BigQuery: Check out this Google Analytics 360 sample dataset from the Google Merchandise Store (CC0 Public Domain, Google BigQuery).

Refer to the Kaggle documentation for datasets for more information and search for and explore datasets on your own at kaggle.com/datasets.

As with all other kinds of datasets, be on the lookout for duplicate data and ‘Null’ in open datasets. Null most often means that a data field was unassigned (left empty), but sometimes Null can be interpreted as the value, 0. It is important to understand how Null was used before you start analyzing a dataset with Null data.

Sample size calculator

In this reading, you will learn the basics of sample size calculators, how to use them, and how to understand the results. A sample size calculator tells you how many people you need to interview (or things you need to test) to get results that represent the target population. Let’s review some terms you will come across when using a sample size calculator:

Confidence level: The probability that your sample size accurately reflects the greater population.
Margin of error: The maximum amount that the sample results are expected to differ from those of the actual population.
Population: This is the total number you hope to pull your sample from.
Sample: A part of a population that is representative of the population.
Estimated response rate: If you are running a survey of individuals, this is the percentage of people you expect will complete your survey out of those who received the survey.

How to use a sample size calculator

In order to use a sample size calculator, you need to have the population size, confidence level, and the accpetable margin of error already decided so you can input them into the tool. If this information is ready to go, check out these sample size calculators below:

What to do with the results

After you have plugged your information into one of these calculators, it will give you a recommended sample size. Keep in mind, the calculated sample size is the minimum number to achieve what you input for confidence level and margin of error. If you are working with a survey, you will also need to think about the estimated response rate to figure out how many surveys you will need to send out.

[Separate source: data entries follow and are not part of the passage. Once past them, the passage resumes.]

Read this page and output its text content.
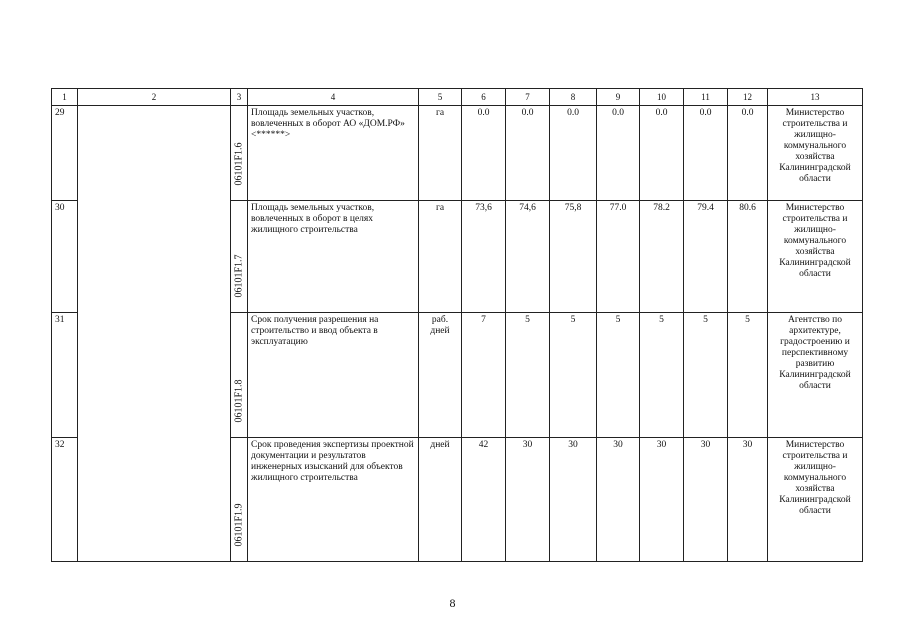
1	2	3	4	5	6	7	8	9	10	11	12	13
29		06101F1.6	Площадь земельных участков, вовлеченных в оборот АО «ДОМ.РФ» <******>	га	0.0	0.0	0.0	0.0	0.0	0.0	0.0	Министерство строительства и жилищно-коммунального хозяйства Калининградской области
30		06101F1.7	Площадь земельных участков, вовлеченных в оборот в целях жилищного строительства	га	73,6	74,6	75,8	77.0	78.2	79.4	80.6	Министерство строительства и жилищно-коммунального хозяйства Калининградской области
31		06101F1.8	Срок получения разрешения на строительство и ввод объекта в эксплуатацию	раб. дней	7	5	5	5	5	5	5	Агентство по архитектуре, градостроению и перспективному развитию Калининградской области
32		06101F1.9	Срок проведения экспертизы проектной документации и результатов инженерных изысканий для объектов жилищного строительства	дней	42	30	30	30	30	30	30	Министерство строительства и жилищно-коммунального хозяйства Калининградской области
8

For example, if you need a sample size of 100 individuals and your estimated response rate is 10%, you will need to send your survey to 1,000 individuals to get the 100 responses you need for your analysis.

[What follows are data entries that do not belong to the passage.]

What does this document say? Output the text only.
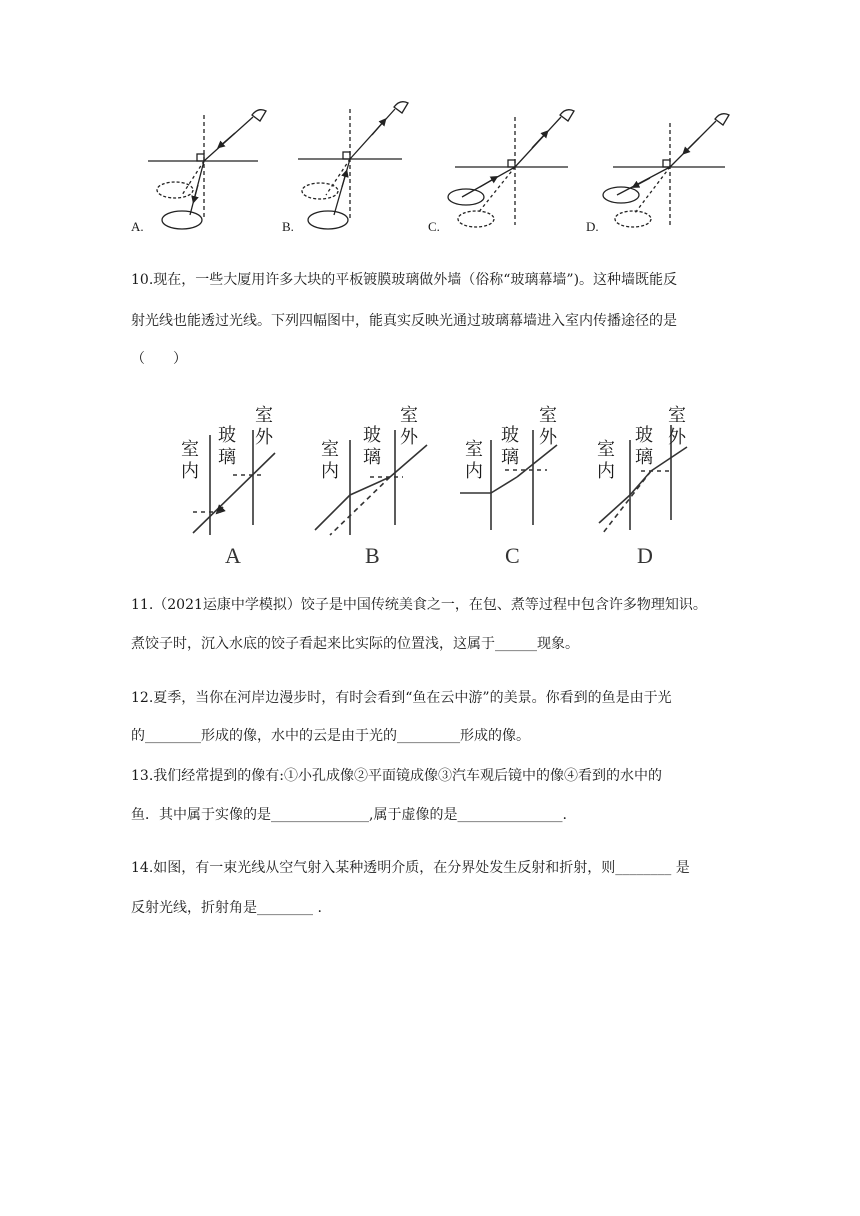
A.	B.	C.	D.
10.现在，一些大厦用许多大块的平板镀膜玻璃做外墙（俗称“玻璃幕墙”)。这种墙既能反
射光线也能透过光线。下列四幅图中，能真实反映光通过玻璃幕墙进入室内传播途径的是
（　　）
室内
玻璃
室外
室内
玻璃
室外
室内
玻璃
室外
室内
玻璃
室外
A	B	C	D
11.（2021运康中学模拟）饺子是中国传统美食之一，在包、煮等过程中包含许多物理知识。
煮饺子时，沉入水底的饺子看起来比实际的位置浅，这属于______现象。
12.夏季，当你在河岸边漫步时，有时会看到“鱼在云中游”的美景。你看到的鱼是由于光
的________形成的像，水中的云是由于光的_________形成的像。
13.我们经常提到的像有:①小孔成像②平面镜成像③汽车观后镜中的像④看到的水中的
鱼．其中属于实像的是______________,属于虚像的是_______________.
14.如图，有一束光线从空气射入某种透明介质，在分界处发生反射和折射，则________ 是
反射光线，折射角是________ .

Now that you have the basics, try some calculations using the sample size calculators and refer back to this reading if you need a refresher on the definitions.

Test your knowledge on testing your data

Question 1

A research team runs an experiment to determine if a new security system is more effective than the previous version. What type of results are required for the experiment to be statistically significant?

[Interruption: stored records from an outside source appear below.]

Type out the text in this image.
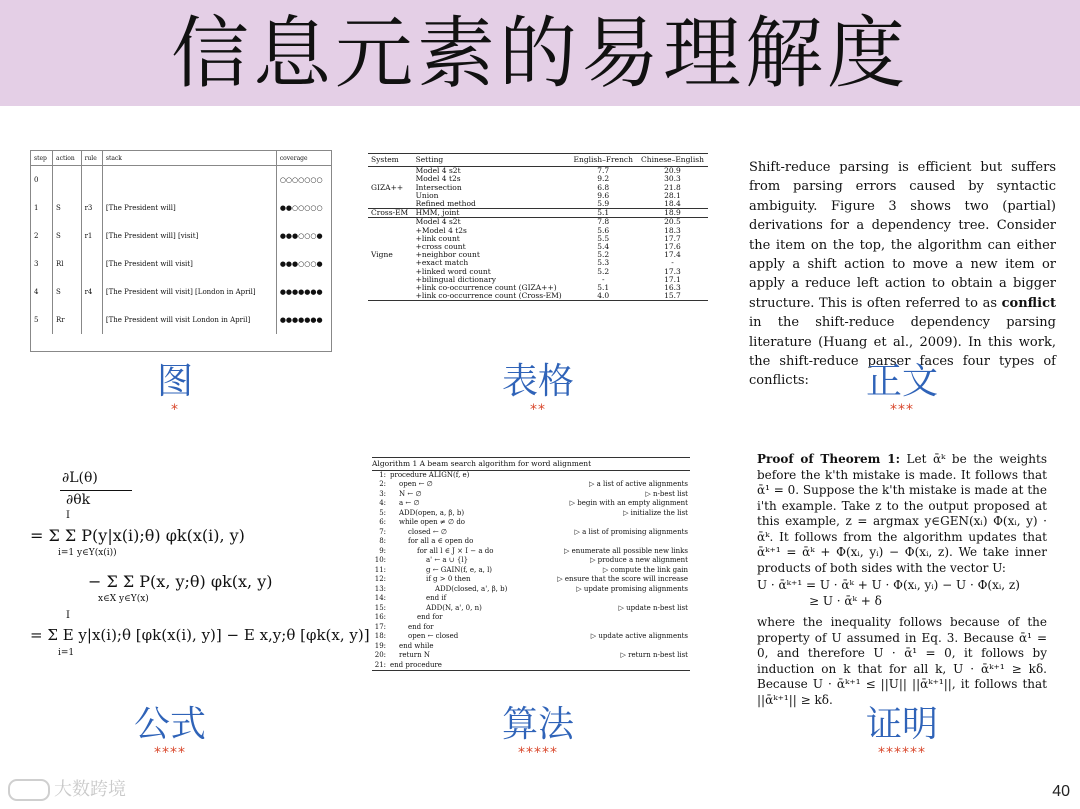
信息元素的易理解度
step	action	rule	stack	coverage
0				○○○○○○○
1	S	r3	[The President will]	●●○○○○○
2	S	r1	[The President will] [visit]	●●●○○○●
3	Rl		[The President will visit]	●●●○○○●
4	S	r4	[The President will visit] [London in April]	●●●●●●●
5	Rr		[The President will visit London in April]	●●●●●●●
图
*
System	Setting	English–French	Chinese–English
	Model 4 s2t	7.7	20.9
	Model 4 t2s	9.2	30.3
GIZA++	Intersection	6.8	21.8
	Union	9.6	28.1
	Refined method	5.9	18.4
Cross-EM	HMM, joint	5.1	18.9
	Model 4 s2t	7.8	20.5
	+Model 4 t2s	5.6	18.3
	+link count	5.5	17.7
	+cross count	5.4	17.6
Vigne	+neighbor count	5.2	17.4
	+exact match	5.3	-
	+linked word count	5.2	17.3
	+bilingual dictionary	-	17.1
	+link co-occurrence count (GIZA++)	5.1	16.3
	+link co-occurrence count (Cross-EM)	4.0	15.7
表格
**
Shift-reduce parsing is efficient but suffers from parsing errors caused by syntactic ambiguity. Figure 3 shows two (partial) derivations for a dependency tree. Consider the item on the top, the algorithm can either apply a shift action to move a new item or apply a reduce left action to obtain a bigger structure. This is often referred to as conflict in the shift-reduce dependency parsing literature (Huang et al., 2009). In this work, the shift-reduce parser faces four types of conflicts:	正文
***
∂L(θ)
∂θk
I
= Σ Σ P(y|x(i);θ) φk(x(i), y)
i=1 y∈Y(x(i))
− Σ Σ P(x, y;θ) φk(x, y)
x∈X y∈Y(x)
I
= Σ E y|x(i);θ [φk(x(i), y)] − E x,y;θ [φk(x, y)]
i=1
公式
****
Algorithm 1 A beam search algorithm for word alignment
1: procedure ALIGN(f, e)
2: open ← ∅	▷ a list of active alignments
3: N ← ∅	▷ n-best list
4: a ← ∅	▷ begin with an empty alignment
5: ADD(open, a, β, b)	▷ initialize the list
6: while open ≠ ∅ do
7:	closed ← ∅	▷ a list of promising alignments
8:	for all a ∈ open do
9:	for all l ∈ J × I − a do	▷ enumerate all possible new links
10:	a' ← a ∪ {l}	▷ produce a new alignment
11:	g ← GAIN(f, e, a, l)	▷ compute the link gain
12:	if g > 0 then	▷ ensure that the score will increase
13:	ADD(closed, a', β, b)	▷ update promising alignments
14:	end if
15:	ADD(N, a', 0, n)	▷ update n-best list
16:	end for
17:	end for
18:	open ← closed	▷ update active alignments
19: end while
20: return N	▷ return n-best list
21: end procedure
算法
*****
Proof of Theorem 1: Let ᾱᵏ be the weights before the k'th mistake is made. It follows that ᾱ¹ = 0. Suppose the k'th mistake is made at the i'th example. Take z to the output proposed at this example, z = argmax y∈GEN(xᵢ) Φ(xᵢ, y) · ᾱᵏ. It follows from the algorithm updates that ᾱᵏ⁺¹ = ᾱᵏ + Φ(xᵢ, yᵢ) − Φ(xᵢ, z). We take inner products of both sides with the vector U:
U · ᾱᵏ⁺¹ = U · ᾱᵏ + U · Φ(xᵢ, yᵢ) − U · Φ(xᵢ, z)
≥ U · ᾱᵏ + δ
where the inequality follows because of the property of U assumed in Eq. 3. Because ᾱ¹ = 0, and therefore U · ᾱ¹ = 0, it follows by induction on k that for all k, U · ᾱᵏ⁺¹ ≥ kδ. Because U · ᾱᵏ⁺¹ ≤ ||U|| ||ᾱᵏ⁺¹||, it follows that ||ᾱᵏ⁺¹|| ≥ kδ.
证明
******
大数跨境	40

A. Results that are real and not caused by random chance

B. Results that are hypothetical and in need of more testing

C. Results that are unlikely to occur again

D. Results that are inaccurate and should be ignored

The correct answer is A. Results that are real and not caused by random chance. Explain: In order for an experiment to be statistically significant, the results should be real and not caused by random chance.

Question 2

In order to have a high confidence level in a customer survey, what should the sample size accurately reflect?

A. The trends from other customer surveys

B. The most valuable members of the population

C. The entire population

D. The predictions of stakeholders

The correct answer is C. The entire population. Explain: In order to have a high confidence level in a customer survey, the sample size should accurately reflect the entire population.

Question 3

A data analyst determines an appropriate sample size for a survey. They can check their work by making sure the confidence level percentage plus the margin of error percentage add up to 100%. True or False?

A. True

B. False

Explain: The confidence level percentage and margin of error percentage do not have to add up to 100%. They are independent of each other.